A mulher no chão esboçou um sorriso. Cleiton percebeu. Ela estava rindo dele. Ele não conseguiu não demonstrar indignação com isso. Ela percebeu. Piorou. Começou a gargalhar. O Estúpido olhou para a mulher e começou a sorrir também. Ele, o próprio Cleiton, não se conteve: viu graça, no início contida, depois explodiu como a mulher, num riso muito gostoso. Afinal, que idiotice! O que ele esperava conseguir?
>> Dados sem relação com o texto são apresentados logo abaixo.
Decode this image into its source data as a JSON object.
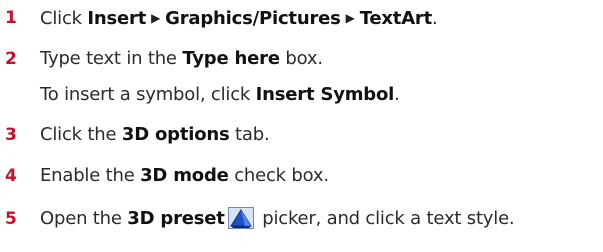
{
  "steps": [
    {
      "num": "1",
      "parts": {
        "p1": "Click ",
        "b1": "Insert",
        "b2": "Graphics/Pictures",
        "b3": "TextArt",
        "p2": "."
      }
    },
    {
      "num": "2",
      "parts": {
        "p1": "Type text in the ",
        "b1": "Type here",
        "p2": " box."
      }
    },
    {
      "num": "",
      "parts": {
        "p1": "To insert a symbol, click ",
        "b1": "Insert Symbol",
        "p2": "."
      }
    },
    {
      "num": "3",
      "parts": {
        "p1": "Click the ",
        "b1": "3D options",
        "p2": " tab."
      }
    },
    {
      "num": "4",
      "parts": {
        "p1": "Enable the ",
        "b1": "3D mode",
        "p2": " check box."
      }
    },
    {
      "num": "5",
      "parts": {
        "p1": "Open the ",
        "b1": "3D preset",
        "p2": " picker, and click a text style."
      }
    }
  ],
  "icons": {
    "menu_arrow": "▶",
    "preset_icon": "3d-preset-icon"
  },
  "colors": {
    "step_number": "#c8102e",
    "icon_blue": "#1b52c4"
  }
}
─ Ontem aconteceu algo estranho, Joaquim.
─ O quê?
─ Eu quis me meter numa briga de casal, de marido e mulher...
─ Como?
─ Assim: ela tava lá, apanhando, eu, passando por ali, vi tudo e disse pra ele que não deveria fazer aquilo...
─ E aí?
─ Bom, todo mundo começou a rir. Eu tava com cara de panaca.
─ E ele parou?
─ Enquanto eu tava lá, sim...
─ Então, funcionou?
─ O importante é que eu gostei disso, entende?
─ O quê? Meter a colher?
─ Nããão! Quer dizer: sim! Gostei de ajudar. Gosto de ajudar as pessoas...
─ Iih...Sei não...
─ É sério! Acho que eu poderia ser policial...
─ Mas com essa cara de panaca? Qual é que seria? Tu ia fazer todos os mala sorrirem até tu conseguir algemá-los?
─ Porra! É sério, heim? Falar contigo é foda!
Ela poderia passar por lá todos os dias. É verdade que ele estava sempre ocupado atendendo alguém ou, muitas vezes, não estava por lá, indo trabalhar na casa dos clientes. Muitas vezes, na maioria delas, a atenção dele estava com a Nancy. Mas ela poderia passar por ali, estar por ali, ficar por ali, com igual ou maior freqüência que ele dispunha dentro da casa dela. Faria toda a diferença. Mas a questão não era apenas física. Ela queria com ele sua própria Nancy e não enxergava dedicação suficiente. Ela não enxergava, mas ele já acreditava com força nos sonhos que ela oferecia pra ele, acordada.
Transformação. Reinício. Justificar a alteração da alma numa chuva de janeiro. Mascarar o rosto frágil. Erguer-se com força no anonimato. Provar a si mesmo que é superior ao ódio. Submeter o ódio ao exercício de sublimar. Acreditar nas pessoas. Achar um novo caminho na ausência das coisas. Transformar a experiência em energia positiva, sem esperar nada em troca, a não ser superar a si próprio.
Era uma noite como a anterior. Céus densos e sem brilho de estrelas. Raios e trovões completavam o cenário. Começou com chuvisco raquítico que prometia molhar até as primeiras horas da manhã do dia seguinte.
A oficina estava às portas fechadas. O clarão dos relâmpagos iluminava as fachadas rachadas das paredes do quarteirão. Lá dentro, a luz trêmula das luzes incandescentes revelavam o processo de criação.
CA-BUUM!
Retumbavam graves, os trovões.
A garagem abre. Dois faróis acendem, ofuscando os olhos do narrador, por um instante. A Kombi ganha a rua. Dentro dela, pela primeira vez, a alma de um aventureiro encontra um botão de adrenalina escondido, que lhe injeta batidas fortes em seu peito.
É a primeira noite do Máscara-de-Ferro.